The more we know Jesus and devour his words, the more we see the gap between his beautiful perfection and our glaring shortcomings. He loves us. He accepts us. We know these truths, but still we long to skip all of the growing and becoming and just get to the finished product. Bring heaven, please. No more warring with our sinful selves.


We groan and long to be clothed with our heavenly dwelling, and this is a dissatisfaction and unhappiness that is okay. It means we’re wishing for something real and something good that is ahead of us, but the days in this “tent” are long and the struggle against our own flesh is wearying. We often feel naked, as if we should be wearing something beautiful but it’s in the wash.

It’s okay, I’m telling you. It’s okay to be profoundly aware of our weakness and to long for the day ahead of us when Jesus will make it all better.


  1. Thank you. This post was like having someone tell me to put my head down and rest for a moment. It’s okay. It’s okay.

    1. It is okay, sister. Maybe sometimes we just need permission to acknowledge that we’re in a battle and we’re tired.

  2. So thankful for your blog. Found myself, just this afternoon, warring against my flesh (you know, the devil on one shoulder and the angel on the other) and wept explaining to Jesus that “this is not who I want to be”. I felt an overwhelming pull to thoughts that are not good and just started quoting scripture to combat those thoughts. No matter how “strong” we think we may be, if we are not in His word on a daily basis and in continual conversation with him we battle against the enemy. Thank you for taking the time to share truths that God has put on your heart, Christy.
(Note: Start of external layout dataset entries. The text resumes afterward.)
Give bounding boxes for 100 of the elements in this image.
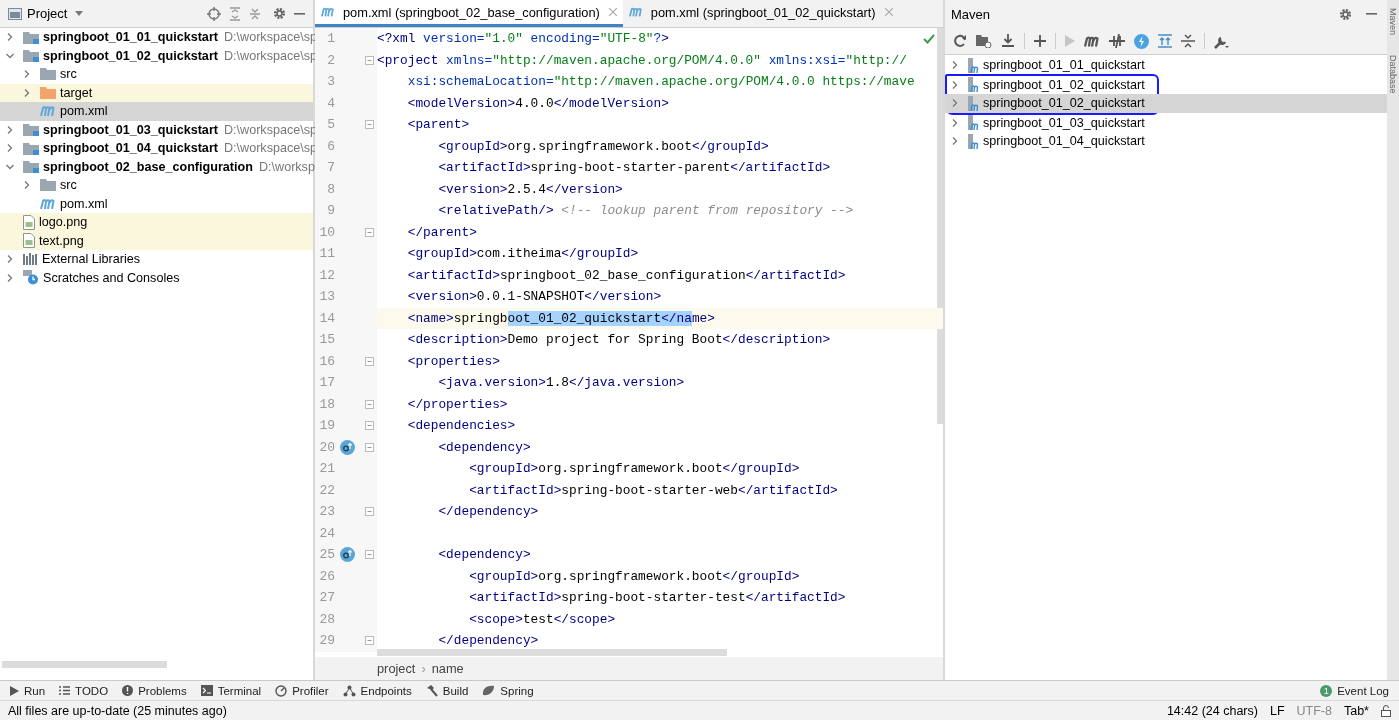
tool-window-button[interactable]: Terminal — [196, 684, 266, 697]
panel-title[interactable]: Project — [27, 6, 68, 21]
fold-marker-icon[interactable] — [365, 120, 374, 130]
tree-item[interactable]: pom.xml — [0, 102, 313, 121]
chevron-icon[interactable] — [951, 137, 959, 146]
maven-project-item[interactable]: springboot_01_01_quickstart — [945, 56, 1387, 75]
chevron-icon[interactable] — [6, 273, 14, 282]
chevron-icon[interactable] — [23, 181, 31, 190]
tree-item[interactable]: External Libraries — [0, 250, 313, 269]
play-icon — [10, 685, 19, 696]
scrollbar-thumb[interactable] — [377, 649, 727, 656]
fold-marker-icon[interactable] — [365, 399, 374, 409]
event-log-button[interactable]: 1 Event Log — [1316, 684, 1393, 697]
indent-setting[interactable]: Tab* — [1343, 703, 1369, 718]
tree-item-label: springboot_01_03_quickstart — [43, 122, 218, 137]
module-folder-icon — [23, 30, 39, 44]
chevron-icon[interactable] — [23, 70, 31, 79]
breadcrumb[interactable]: name — [431, 661, 464, 676]
chevron-icon[interactable] — [951, 80, 959, 89]
close-icon[interactable] — [884, 8, 893, 16]
fold-marker-icon[interactable] — [365, 356, 374, 366]
tree-item[interactable]: src — [0, 65, 313, 84]
project-icon — [8, 7, 22, 20]
line-number: 22 — [318, 482, 335, 498]
line-number: 14 — [318, 310, 335, 326]
tool-window-button[interactable]: Profiler — [271, 684, 333, 697]
tree-item[interactable]: pom.xml — [0, 194, 313, 213]
chevron-icon[interactable] — [6, 125, 14, 134]
fold-marker-icon[interactable] — [365, 636, 374, 646]
collapse-all-icon[interactable] — [1181, 34, 1195, 48]
maven-goal-icon[interactable] — [1084, 35, 1100, 47]
settings-icon[interactable] — [1339, 7, 1352, 21]
chevron-icon[interactable] — [6, 51, 14, 60]
maven-project-item[interactable]: springboot_01_02_quickstart — [945, 94, 1387, 113]
maven-module-icon — [967, 133, 979, 149]
line-number: 7 — [326, 160, 335, 176]
code-line: <?xml version="1.0" encoding="UTF-8"?> — [377, 31, 669, 47]
tool-window-button[interactable]: Build — [421, 684, 473, 697]
tool-window-button[interactable]: Run — [6, 684, 50, 697]
chevron-icon[interactable] — [6, 33, 14, 42]
skip-tests-icon[interactable] — [1109, 34, 1125, 48]
chevron-icon[interactable] — [951, 99, 959, 108]
breadcrumb[interactable]: project — [377, 661, 416, 676]
tree-item[interactable]: logo.png — [0, 213, 313, 232]
expand-all-icon[interactable] — [1158, 34, 1172, 48]
expand-all-icon[interactable] — [229, 6, 241, 21]
chevron-icon[interactable] — [6, 144, 14, 153]
settings-icon[interactable] — [273, 7, 286, 20]
fold-marker-icon[interactable] — [365, 550, 374, 560]
check-icon — [923, 34, 935, 44]
fold-marker-icon[interactable] — [365, 227, 374, 237]
tree-item[interactable]: target — [0, 83, 313, 102]
tree-item[interactable]: src — [0, 176, 313, 195]
dropdown-caret-icon[interactable] — [75, 11, 84, 16]
lightning-icon[interactable] — [1134, 33, 1149, 49]
scrollbar-thumb[interactable] — [2, 661, 167, 668]
side-tab[interactable]: Maven — [1388, 8, 1398, 35]
editor-tab[interactable]: pom.xml (springboot_01_02_quickstart) — [622, 0, 899, 27]
override-marker-icon[interactable] — [340, 439, 355, 455]
chevron-icon[interactable] — [6, 162, 14, 171]
maven-file-icon — [628, 7, 643, 17]
refresh-icon[interactable] — [953, 34, 967, 48]
locate-icon[interactable] — [207, 6, 221, 21]
chevron-icon[interactable] — [951, 61, 959, 70]
side-tab[interactable]: Database — [1388, 55, 1398, 94]
lock-icon[interactable] — [1381, 704, 1391, 717]
tool-window-button[interactable]: Endpoints — [338, 684, 416, 697]
notification-badge: 1 — [1320, 684, 1333, 697]
maven-project-item[interactable]: springboot_01_03_quickstart — [945, 113, 1387, 132]
maven-module-icon — [967, 115, 979, 131]
line-separator[interactable]: LF — [1269, 703, 1285, 718]
line-number: 23 — [318, 504, 335, 520]
folder-icon[interactable] — [976, 34, 992, 48]
caret-position[interactable]: 14:42 (24 chars) — [1166, 703, 1258, 718]
chevron-icon[interactable] — [951, 118, 959, 127]
tool-window-button[interactable]: Problems — [118, 684, 191, 697]
fold-marker-icon[interactable] — [365, 55, 374, 65]
chevron-icon[interactable] — [6, 255, 14, 264]
code-line: <parent> — [406, 117, 470, 133]
minimize-icon[interactable] — [1366, 13, 1377, 15]
tool-window-button[interactable]: Spring — [478, 684, 538, 697]
tree-item[interactable]: Scratches and Consoles — [0, 268, 313, 287]
tree-item[interactable]: springboot_02_base_configuration D:\worksp — [0, 157, 313, 176]
chevron-icon[interactable] — [23, 88, 31, 97]
minimize-icon[interactable] — [294, 12, 305, 15]
fold-marker-icon[interactable] — [365, 442, 374, 452]
close-icon[interactable] — [608, 8, 617, 16]
fold-marker-icon[interactable] — [365, 421, 374, 431]
override-marker-icon[interactable] — [340, 547, 355, 563]
line-number: 9 — [326, 203, 335, 219]
fold-marker-icon[interactable] — [365, 507, 374, 517]
scrollbar-thumb[interactable] — [937, 28, 943, 424]
maven-project-item[interactable]: springboot_01_04_quickstart — [945, 132, 1387, 151]
maven-project-item[interactable]: springboot_01_02_quickstart — [945, 75, 1157, 94]
tree-item-label: springboot_01_01_quickstart — [43, 30, 218, 45]
editor-tab[interactable]: pom.xml (springboot_02_base_configuration) — [315, 0, 623, 27]
line-number: 2 — [326, 52, 335, 68]
add-icon[interactable] — [1034, 35, 1046, 47]
download-icon[interactable] — [1001, 34, 1015, 48]
tool-window-button[interactable]: TODO — [55, 684, 113, 697]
    1. I’ve made that statement a thousand times, “This is not who I want to be!” It’s a good prayer, really.

  3. Shanna Powell says:

    Thank you! Thank you for this powerful and timely post. I have been wrestling God with this very topic for well over a year and it has almost defeated me on many occasions. I have tried to express the battle I have been in to spiritual mentors and friends add found little understanding or even compassion – only rebuke really. In this one article God has shown me that there is someone who understands, my hope renewed and it’s ok, I’m ok. This battle is normal I don’t recall having read Paul’s words that you shared and they give me relief, strength to keep going.
    I love reading your blog, It often is just what I need to hear at just the right time, God has worked through your words to wrap me in hugs when I have longed for Him the most. Yet nothing has struck me as deep as this article, thank you for sharing, thank you for helping me be ok with my battle and thank you for the comfort you give me.
    God reaches me through your words.

    1. Shanna, I’m so glad to hear from you! We live in a culture (which has infected the church) where people try to build us up and tell us we’re awesome and strong. When I’ve been honest about my struggle with sin in the past, I’ve had Christian women scold me and tell me, “Oh, you’re not so bad! You’re being too hard on yourself!” This kind of thinking flies in the face of the gospel, which tells me I am a wretch in need of a Savior. C.S. Lewis says it’s a relief when we finally stop dressing up like idiots and trying to pretend there’s nothing wrong with us. That’s strong language! And I just read this old quote by a minister, “Most of human power and greatness seems as full of iniquities as a carcass is full of maggots.” When I read this, I almost wept with joy. Yes! That’s how I feel! And I think when we look in the face the truth of our fallen condition, that is when we love Jesus the most. We need his help so badly, and we need people in church to be honest about their groaning and their burden under sin. Certainly this always needs to be paired with the hope Jesus offers to us, but we can’t ever separate our depravity from that hope.

      It’s okay to say that we’re not okay. In fact, until we’re willing to admit that we will never hunger for Christ.

      I’m glad if you were encouraged. Thanks for taking the time to write!